1. D'une part, selon le 4° de l'article R. 222-1 du code de justice administrative, les présidents de tribunal administratif peuvent, par ordonnance, rejeter les requêtes manifestement irrecevables lorsqu'elles n'ont pas été régularisées à l'expiration du délai imparti par une demande en ce sens. Aux termes de l'article R. 412-1 du même code : " La requête doit, à peine d'irrecevabilité, être accompagnée, sauf impossibilité justifiée, de l'acte attaqué, ou, dans le cas mentionné à l'article R. 421-2, de la pièce justifiant de la date de dépôt de la réclamation ". Il résulte de ces articles qu'une requête à laquelle n'est pas jointe la décision attaquée ou la copie de la réclamation préalable à l'administration est irrecevable et peut être rejetée, sans instruction contradictoire.

2. D'autre part, aux termes de l'article R. 431-4 du code de justice administrative : " Dans les affaires où ne s'appliquent pas les dispositions de l'article R. 431-2, les requêtes et les mémoires doivent être signés par leur auteur et, dans le cas d'une personne morale, par une personne justifiant de sa qualité pour agir. ".
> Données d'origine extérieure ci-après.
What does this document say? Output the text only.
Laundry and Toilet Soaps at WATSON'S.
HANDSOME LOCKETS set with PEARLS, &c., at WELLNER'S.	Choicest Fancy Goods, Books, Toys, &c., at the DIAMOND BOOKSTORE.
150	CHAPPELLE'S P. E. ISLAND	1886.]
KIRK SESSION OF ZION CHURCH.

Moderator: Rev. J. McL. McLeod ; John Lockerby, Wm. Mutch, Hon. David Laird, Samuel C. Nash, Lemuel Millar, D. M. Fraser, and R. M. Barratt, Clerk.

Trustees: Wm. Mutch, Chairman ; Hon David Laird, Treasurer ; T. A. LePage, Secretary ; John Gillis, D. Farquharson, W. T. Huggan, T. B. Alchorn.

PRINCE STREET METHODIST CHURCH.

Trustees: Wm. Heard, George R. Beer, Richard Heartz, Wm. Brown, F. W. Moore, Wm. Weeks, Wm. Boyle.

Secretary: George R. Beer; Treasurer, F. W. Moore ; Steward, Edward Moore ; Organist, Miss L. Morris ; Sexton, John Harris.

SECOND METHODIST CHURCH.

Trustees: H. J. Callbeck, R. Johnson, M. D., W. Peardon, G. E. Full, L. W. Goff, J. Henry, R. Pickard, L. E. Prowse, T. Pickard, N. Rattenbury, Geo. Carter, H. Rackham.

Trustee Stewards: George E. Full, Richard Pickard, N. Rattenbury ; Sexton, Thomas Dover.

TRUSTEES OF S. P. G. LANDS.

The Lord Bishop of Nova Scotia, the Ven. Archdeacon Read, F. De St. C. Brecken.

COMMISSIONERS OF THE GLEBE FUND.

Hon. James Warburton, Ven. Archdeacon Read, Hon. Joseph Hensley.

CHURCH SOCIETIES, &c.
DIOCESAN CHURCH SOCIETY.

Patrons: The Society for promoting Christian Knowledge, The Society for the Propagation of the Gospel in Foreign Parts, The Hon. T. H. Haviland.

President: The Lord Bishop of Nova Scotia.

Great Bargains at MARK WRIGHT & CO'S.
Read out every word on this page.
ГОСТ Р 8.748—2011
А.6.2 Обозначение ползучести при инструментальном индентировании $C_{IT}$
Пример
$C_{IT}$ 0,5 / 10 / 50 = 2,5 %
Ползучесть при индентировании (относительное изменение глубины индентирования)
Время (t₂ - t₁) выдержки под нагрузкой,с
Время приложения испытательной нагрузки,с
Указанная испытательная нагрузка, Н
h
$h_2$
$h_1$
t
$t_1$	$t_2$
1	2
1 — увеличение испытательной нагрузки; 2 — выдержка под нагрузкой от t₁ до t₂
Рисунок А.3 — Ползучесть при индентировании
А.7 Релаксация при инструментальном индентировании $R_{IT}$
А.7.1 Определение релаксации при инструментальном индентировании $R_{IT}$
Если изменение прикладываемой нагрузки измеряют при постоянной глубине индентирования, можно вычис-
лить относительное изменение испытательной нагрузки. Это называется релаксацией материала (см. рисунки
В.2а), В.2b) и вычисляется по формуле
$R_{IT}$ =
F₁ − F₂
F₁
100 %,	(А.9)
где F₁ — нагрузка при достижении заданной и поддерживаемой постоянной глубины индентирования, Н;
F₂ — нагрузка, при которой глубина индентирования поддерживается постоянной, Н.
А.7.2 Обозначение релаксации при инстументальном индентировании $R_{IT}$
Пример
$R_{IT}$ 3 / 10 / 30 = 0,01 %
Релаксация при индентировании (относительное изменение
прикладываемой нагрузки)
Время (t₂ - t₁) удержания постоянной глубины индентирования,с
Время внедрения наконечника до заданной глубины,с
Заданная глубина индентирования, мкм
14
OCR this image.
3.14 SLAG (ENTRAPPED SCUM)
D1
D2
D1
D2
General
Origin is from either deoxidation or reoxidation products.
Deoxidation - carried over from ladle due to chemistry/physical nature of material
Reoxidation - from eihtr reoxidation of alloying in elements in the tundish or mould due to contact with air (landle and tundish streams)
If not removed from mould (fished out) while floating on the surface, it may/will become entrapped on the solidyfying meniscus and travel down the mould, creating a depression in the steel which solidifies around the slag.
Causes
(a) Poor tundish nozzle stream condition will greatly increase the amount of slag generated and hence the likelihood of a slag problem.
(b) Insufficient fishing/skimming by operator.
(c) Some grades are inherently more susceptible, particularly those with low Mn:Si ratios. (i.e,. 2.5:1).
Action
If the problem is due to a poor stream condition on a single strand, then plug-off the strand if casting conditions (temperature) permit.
3. Enfin, aux termes de l'article R. 241-17-1 du code de l'action sociale et des familles : " Le recours préalable obligatoire formé contre une décision relative à la carte "mobilité inclusion" destinée aux personnes physiques est formé () devant le président du conseil départemental ". L'institution par ces dispositions d'un recours administratif préalable obligatoire à la saisine du juge a pour effet de laisser à l'autorité compétente pour en connaître le soin d'arrêter définitivement la position de l'administration. Il s'ensuit que la décision prise à la suite du recours préalable est seule susceptible d'être déférée au juge en ce qu'elle se substitue à la décision initiale.

4. M. B n'a pas signé sa requête, en méconnaissance des dispositions précitées de l'article R. 431-4 du code de justice administrative, et n'a produit ni la décision par laquelle le président du conseil départemental aurait statué sur le recours administratif préalable obligatoire qu'il lui aurait adressé, ni la preuve de dépôt d'un tel recours, en dépit de la demande de régularisation qui lui a été adressée par le greffe du tribunal par courrier recommandé du 13 novembre 2023, dont l'accusé de réception postal a été signé le 17 novembre suivant. Par suite, la requête de M. B, qui n'a pas été régularisée même après l'expiration du délai de quinze jours imparti, est entachée d'irrecevabilités manifestes. Il y a lieu de la rejeter par application des dispositions du 4° de l'article R. 222-1 du code de justice administrative.

ORDONNE :

Article 1er : La requête de M. B est rejetée.

Article 2 : La présente ordonnance sera notifiée à M. A B.

Fait à Melun le 18 novembre 2024.

La présidente,

C. LEDAMOISEL

La République mande et ordonne au préfet de Seine-et-Marne, en ce qui le concerne, ou à tous commissaires de justice à ce requis en ce qui concerne les voies de droit commun contre les parties privées, de pourvoir à l'exécution de la présente décision.